Americans in Their 80s and 90s Are Redefining Old Age

Dementia rates are down, recovery rates are up. Many are thriving mentally and physically deep into their later years.

Excerpt – A long-running study of older people in the greater New Haven, Conn., area found that most who had lost the ability to feed or bathe themselves recovered within six months, and often sooner. The Einstein Aging Study, which has followed people 70 or older from the Bronx since 1993, discovered a declining rate of dementia in successive age cohorts born after 1929.

According to research at the Stanford Center on Longevity, older Americans report higher levels of emotional well-being and lower levels of negative emotions compared with young adults. “The reason we hadn’t seen things that tend to improve with age is we were never looking for them,” said Yochai Shavit, director of research at the Stanford Center on Longevity. [..]

Although more older Americans are living with chronic disease such as arthritis, high blood pressure or diabetes, Lachs said these statistics say little about the quality of these lives: “You can’t tell if they are living in a nursing home or CEO of a Fortune 500 company.”
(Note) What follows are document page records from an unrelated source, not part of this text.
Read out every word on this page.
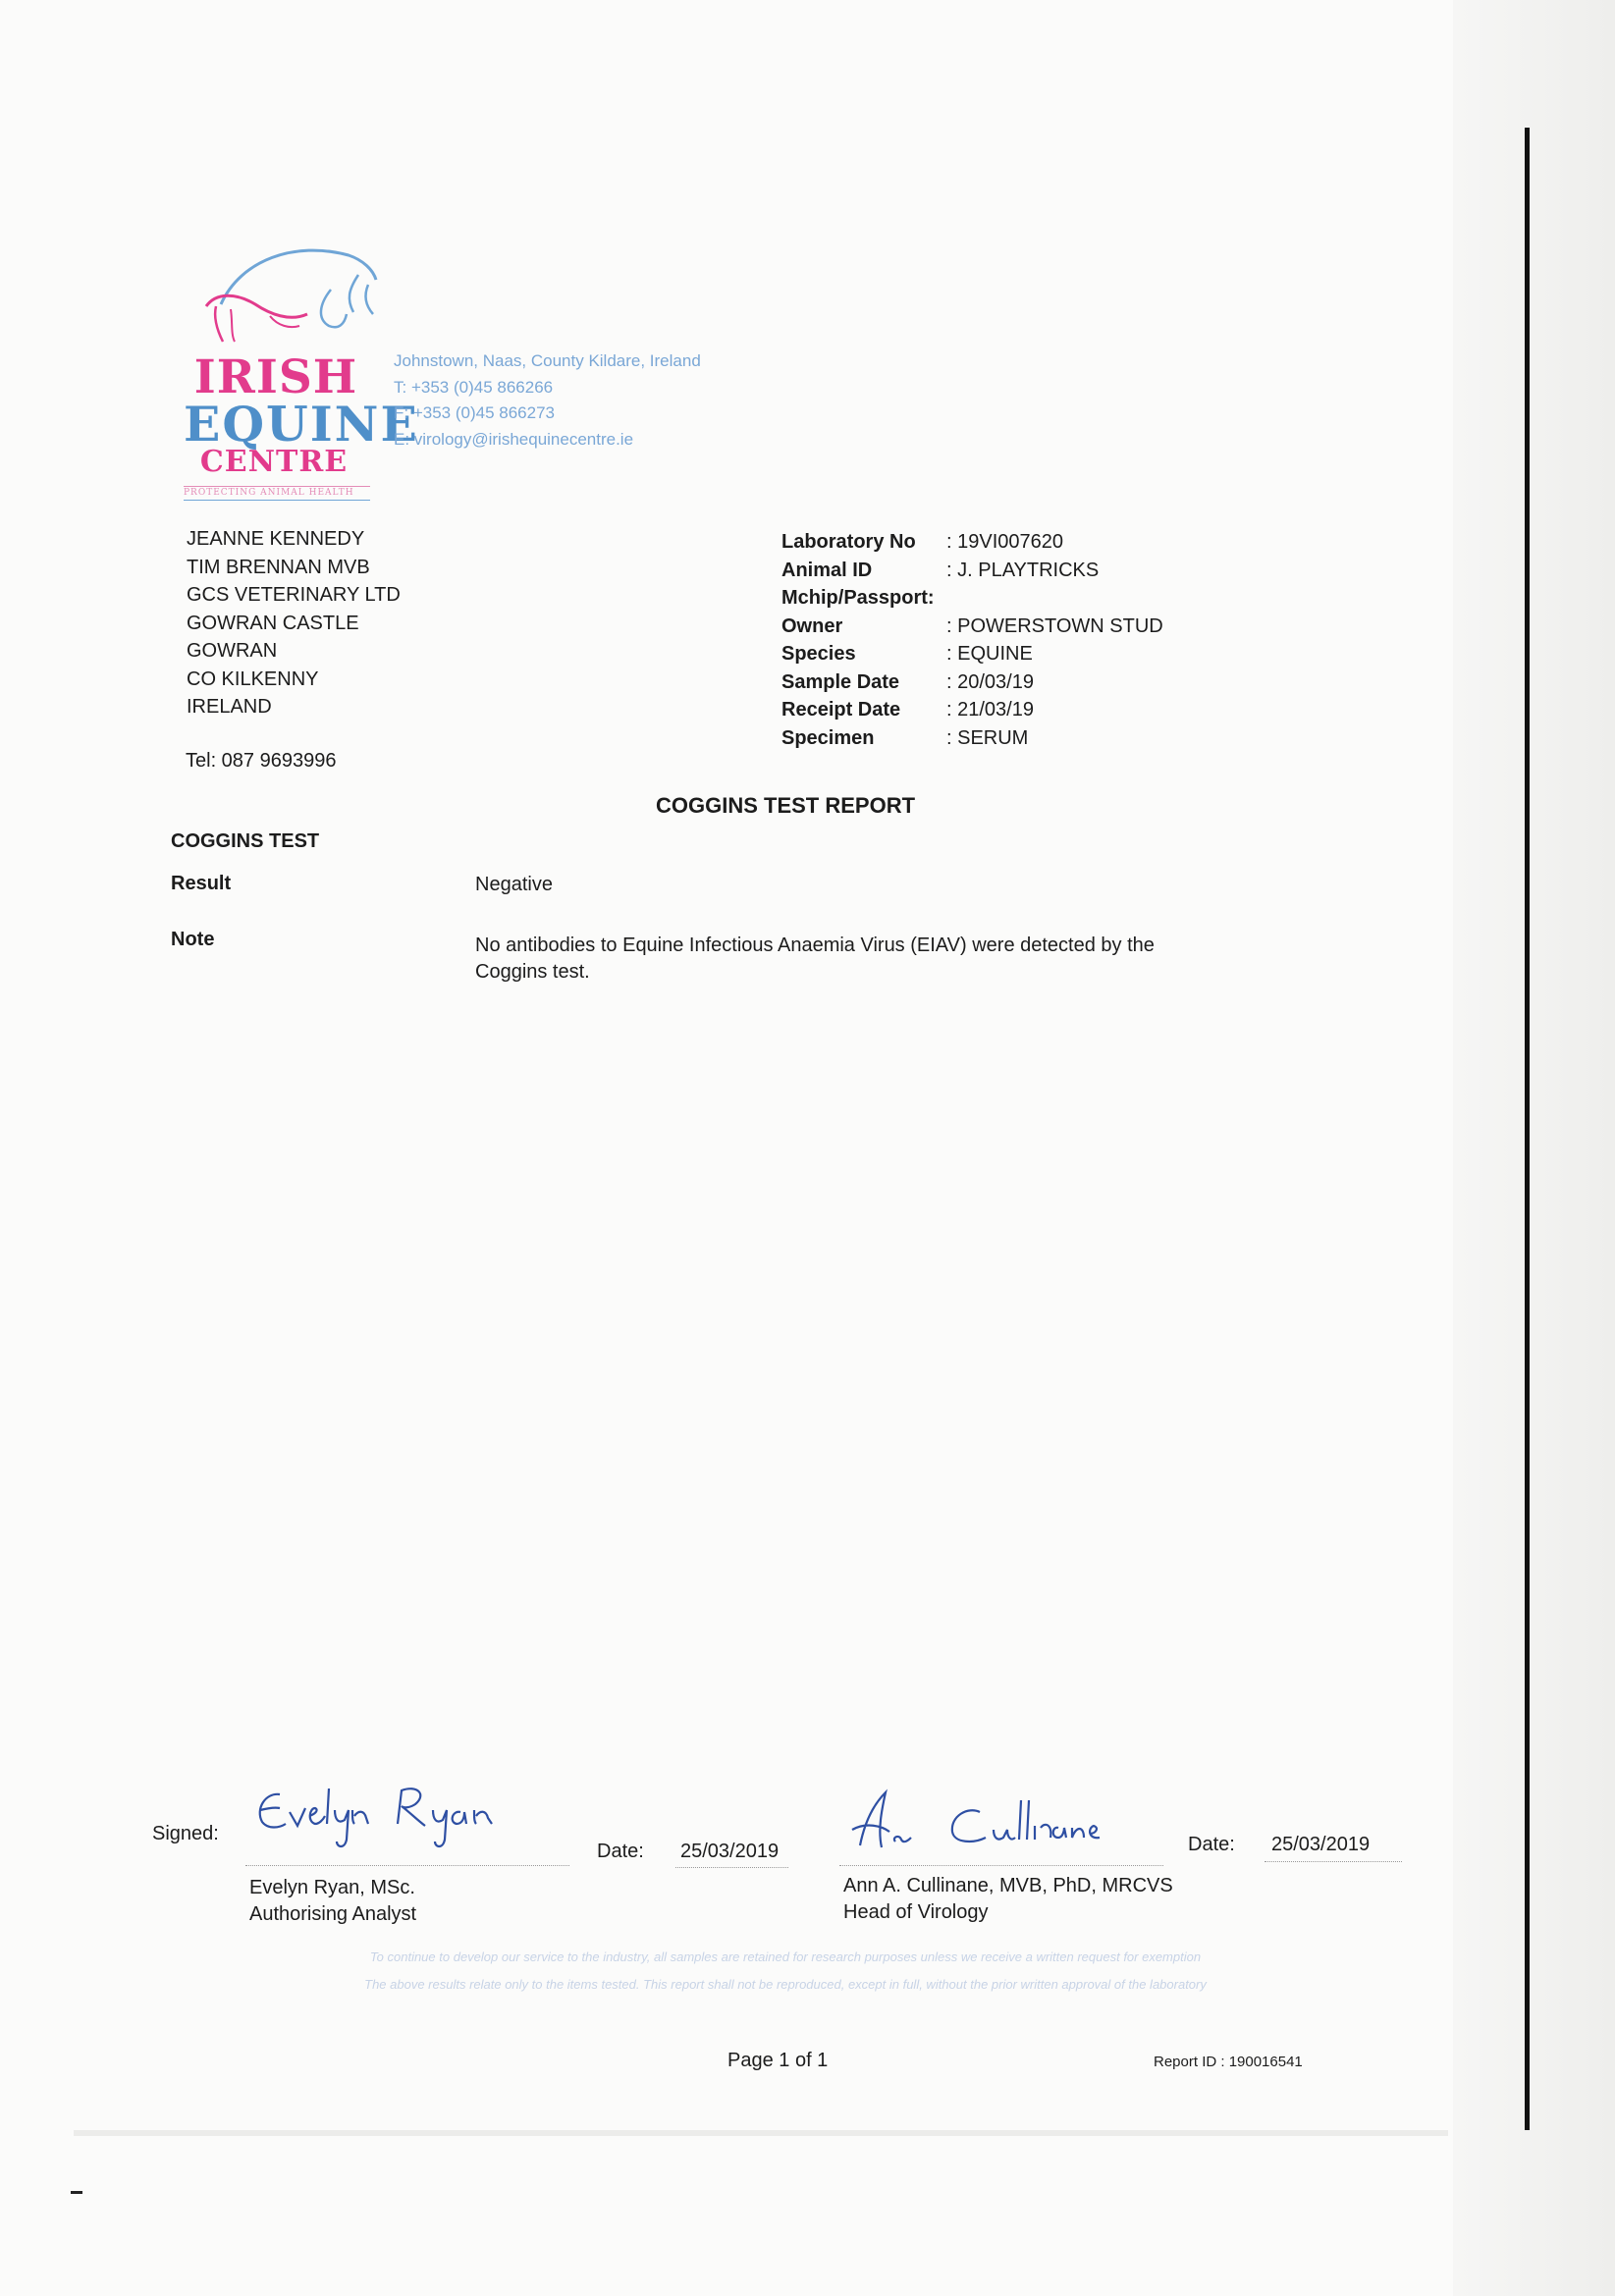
IRISH
EQUINE
CENTRE
PROTECTING ANIMAL HEALTH
Johnstown, Naas, County Kildare, Ireland
T: +353 (0)45 866266
F: +353 (0)45 866273
E: virology@irishequinecentre.ie
JEANNE KENNEDY
TIM BRENNAN MVB
GCS VETERINARY LTD
GOWRAN CASTLE
GOWRAN
CO KILKENNY
IRELAND
Tel: 087 9693996
Laboratory No : 19VI007620
Animal ID	: J. PLAYTRICKS
Mchip/Passport:
Owner	: POWERSTOWN STUD
Species	: EQUINE
Sample Date : 20/03/19
Receipt Date : 21/03/19
Specimen	: SERUM
COGGINS TEST REPORT
COGGINS TEST
Result	Negative
Note	No antibodies to Equine Infectious Anaemia Virus (EIAV) were detected by the Coggins test.
Signed:
Date: 25/03/2019
Evelyn Ryan, MSc.
Authorising Analyst
Date: 25/03/2019
Ann A. Cullinane, MVB, PhD, MRCVS
Head of Virology
To continue to develop our service to the industry, all samples are retained for research purposes unless we receive a written request for exemption
The above results relate only to the items tested. This report shall not be reproduced, except in full, without the prior written approval of the laboratory
Page 1 of 1	Report ID : 190016541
Dr. Thomas Gill of Yale has drawn similar conclusions from his study in the greater New Haven area, which for more than 25 years has followed 750 people who are 70 or older. Six people from the original cohort are still alive, all of them 97 or older.

Gill has been struck by the physical resilience of those he followed as they aged. In monthly interviews, participants answer questions about their daily habits and tasks, such as bathing, dressing and walking across the room. In a study of people who had lost the ability to do such tasks, over 80% regained independence, most within six months—recovery rates that were higher than previously known.

“People who are in pretty good shape and cognitively intact are more likely to recover even after serious events,” Gill said.

In another study that Gill worked on involving more than 1,600 sedentary elderly people, the group assigned to walk 150 minutes a week had a lowered risk of disability and, especially in older men, reduced rates of serious fall injuries.

Gill thinks the message about the relationship between lifestyle changes and longevity is starting to get through: “Folks who are 75 now are in better shape on average than someone 75 a generation ago.”